Teagasc/DAFM National Bioenergy Conference
The annual National Bioenergy Conference, organised by Teagasc and the Department of Agriculture, Food and the Marine, (DAFM) is taking place on Wednesday, 25 April 2012 in The Hodson Bay Hotel, Athlone.
The conference takes place against a background where Ireland’s use of biomass to meet its energy needs lags behind other European countries. Biomass accounts for less than 2% of Ireland’s total final energy consumption, whereas in the EU 27 biomass accounts for 11.6% of total final energy consumption. Ireland has a target of 16% total final consumption from renewables by 2020. Ireland is the last country in the EU to introduce elevated prices for renewable deployment such as Renewable Energy Feed in Tariffs (REFIT)

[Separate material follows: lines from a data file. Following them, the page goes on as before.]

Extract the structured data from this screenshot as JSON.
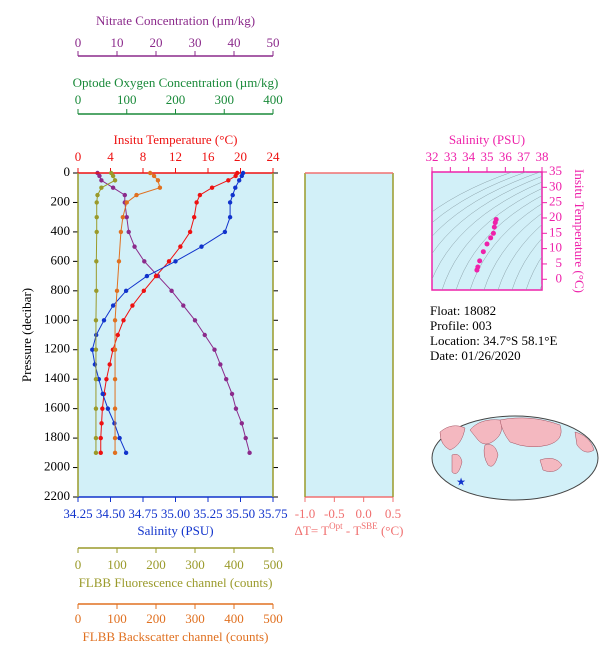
{
  "chart_data": [
    {
      "type": "profile",
      "ylabel": "Pressure (decibar)",
      "ylim": [
        2200,
        0
      ],
      "yticks": [
        0,
        200,
        400,
        600,
        800,
        1000,
        1200,
        1400,
        1600,
        1800,
        2000,
        2200
      ],
      "background": "#d2f0f8",
      "top_axes": [
        {
          "label": "Nitrate Concentration (µm/kg)",
          "color": "#8b2a8b",
          "xlim": [
            0,
            50
          ],
          "xticks": [
            0,
            10,
            20,
            30,
            40,
            50
          ],
          "pressure": [
            0,
            20,
            50,
            100,
            150,
            200,
            300,
            400,
            500,
            600,
            700,
            800,
            900,
            1000,
            1100,
            1200,
            1300,
            1400,
            1500,
            1600,
            1700,
            1800,
            1900
          ],
          "values": [
            5,
            5.5,
            6,
            9,
            12,
            12,
            12.5,
            13,
            14.5,
            17,
            20.5,
            24,
            27,
            30,
            32.5,
            35,
            36.5,
            38,
            39.5,
            40.5,
            42,
            43,
            44
          ]
        },
        {
          "label": "Optode Oxygen Concentration (µm/kg)",
          "color": "#1a8a3a",
          "xlim": [
            0,
            400
          ],
          "xticks": [
            0,
            100,
            200,
            300,
            400
          ],
          "pressure": [],
          "values": []
        },
        {
          "label": "Insitu Temperature (°C)",
          "color": "#ee1111",
          "xlim": [
            0,
            24
          ],
          "xticks": [
            0,
            4,
            8,
            12,
            16,
            20,
            24
          ],
          "pressure": [
            0,
            20,
            50,
            100,
            150,
            200,
            300,
            400,
            500,
            600,
            700,
            800,
            900,
            1000,
            1100,
            1200,
            1300,
            1400,
            1500,
            1600,
            1700,
            1800,
            1900
          ],
          "values": [
            19.6,
            19.4,
            18.5,
            16.5,
            15.0,
            14.6,
            14.3,
            13.8,
            12.6,
            11.2,
            9.6,
            8.1,
            6.7,
            5.6,
            4.9,
            4.3,
            3.9,
            3.5,
            3.2,
            3.0,
            2.9,
            2.8,
            2.8
          ]
        }
      ],
      "bottom_axes": [
        {
          "label": "Salinity (PSU)",
          "color": "#1133cc",
          "xlim": [
            34.25,
            35.75
          ],
          "xticks": [
            34.25,
            {
              "value": 34.5,
              "label": "34.50"
            },
            34.75,
            {
              "value": 35,
              "label": "35.00"
            },
            35.25,
            {
              "value": 35.5,
              "label": "35.50"
            },
            35.75
          ],
          "pressure": [
            0,
            20,
            50,
            100,
            150,
            200,
            300,
            400,
            500,
            600,
            700,
            800,
            900,
            1000,
            1100,
            1200,
            1300,
            1400,
            1500,
            1600,
            1700,
            1800,
            1900
          ],
          "values": [
            35.52,
            35.51,
            35.49,
            35.46,
            35.44,
            35.42,
            35.42,
            35.38,
            35.2,
            35.0,
            34.78,
            34.62,
            34.52,
            34.45,
            34.39,
            34.36,
            34.38,
            34.41,
            34.44,
            34.48,
            34.53,
            34.57,
            34.62
          ]
        },
        {
          "label": "FLBB Fluorescence channel (counts)",
          "color": "#9a9a2a",
          "xlim": [
            0,
            500
          ],
          "xticks": [
            0,
            100,
            200,
            300,
            400,
            500
          ],
          "pressure": [
            0,
            20,
            50,
            100,
            150,
            200,
            300,
            400,
            600,
            800,
            1000,
            1200,
            1400,
            1600,
            1800,
            1900
          ],
          "values": [
            85,
            90,
            95,
            60,
            50,
            48,
            48,
            48,
            47,
            47,
            46,
            46,
            46,
            46,
            46,
            46
          ]
        },
        {
          "label": "FLBB Backscatter channel (counts)",
          "color": "#e07020",
          "xlim": [
            0,
            500
          ],
          "xticks": [
            0,
            100,
            200,
            300,
            400,
            500
          ],
          "pressure": [
            0,
            20,
            50,
            100,
            150,
            200,
            300,
            400,
            600,
            800,
            1000,
            1200,
            1400,
            1600,
            1800,
            1900
          ],
          "values": [
            185,
            195,
            205,
            210,
            150,
            125,
            115,
            110,
            105,
            100,
            95,
            95,
            95,
            95,
            95,
            95
          ]
        }
      ]
    },
    {
      "type": "profile",
      "ylim": [
        2200,
        0
      ],
      "background": "#d2f0f8",
      "top_axes": [],
      "bottom_axes": [
        {
          "label_parts": [
            "ΔT= T",
            "Opt",
            " - T",
            "SBE",
            " (°C)"
          ],
          "color": "#f07070",
          "xlim": [
            -1,
            0.5
          ],
          "xticks": [
            {
              "value": -1,
              "label": "-1.0"
            },
            {
              "value": -0.5,
              "label": "-0.5"
            },
            {
              "value": 0,
              "label": "0.0"
            },
            0.5
          ],
          "pressure": [],
          "values": []
        }
      ]
    },
    {
      "type": "scatter",
      "color": "#ee22aa",
      "xlabel": "Salinity (PSU)",
      "ylabel": "Insitu Temperature (°C)",
      "xlim": [
        32,
        38
      ],
      "xticks": [
        32,
        33,
        34,
        35,
        36,
        37,
        38
      ],
      "ylim": [
        -3.5,
        35
      ],
      "yticks": [
        0,
        5,
        10,
        15,
        20,
        25,
        30,
        35
      ],
      "x": [
        34.45,
        34.5,
        34.6,
        34.8,
        35.0,
        35.2,
        35.35,
        35.4,
        35.45,
        35.5
      ],
      "values": [
        3,
        4,
        6,
        9,
        11.5,
        13.5,
        15,
        17,
        18.5,
        19.5
      ]
    }
  ],
  "info": {
    "float": "Float:  18082",
    "profile": "Profile:  003",
    "location": "Location:  34.7°S  58.1°E",
    "date": "Date:  01/26/2020"
  }
}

Teagasc Bioenergy Specialist Barry Caslin said: “The introduction of sensible bioenergy policies tick so many boxes in terms of greenhouse gas abatement, job creation, developing land use alternatives and energy security. To quote JFK; ‘There are risks and costs to a program of action, but they are far less than the long-range risks and costs of comfortable inaction’; is very pertinent to the bioenergy sector as we have to create the right policy environment to make it happen and the clock is ticking!”
The recently announced REFIT lacks clarity in terms of what peat power stations will be able to offer long term farmer growers of biomass. At the conference, clarification will be provided from businesses involved in bioenergy contracts such as Bord na Mona.
Funding options are available from Leader to help develop the bioenergy infrastructure and the Leader Networks will deliver their thoughts on the bioenergy sector.
Combustion CHP (combined heat and power) and co-firing at our peat burning stations for electricity production is beginning to happen. The proposed tariffs will see Anaerobic Digestion (AD) struggle to achieve decent paybacks for purpose grown energy crops or grasses for digestion. A representative of Bord Gais will speak about their plans and studies on biogas production.
The liquid biofuel sector is an area which has not received the level of support required to instil confidence in domestic producers of biofuels. This year’s conference will hear about the plans of BEET Ireland to produce ethanol from sugar beet.
Teagasc forestry development officer Frances McHugh said: “The private forest sector will need on-going support to maximise its contribution to the bioenergy sector. Timely action is needed to underpin our indigenous resources and help keep costs as low as possible for consumers and business”.
The conference will finish with a panel discussion moderated by RTE’s Damian O’Reilly who will pose the pertinent questions to Ireland’s main bioenergy supply chains and businesses.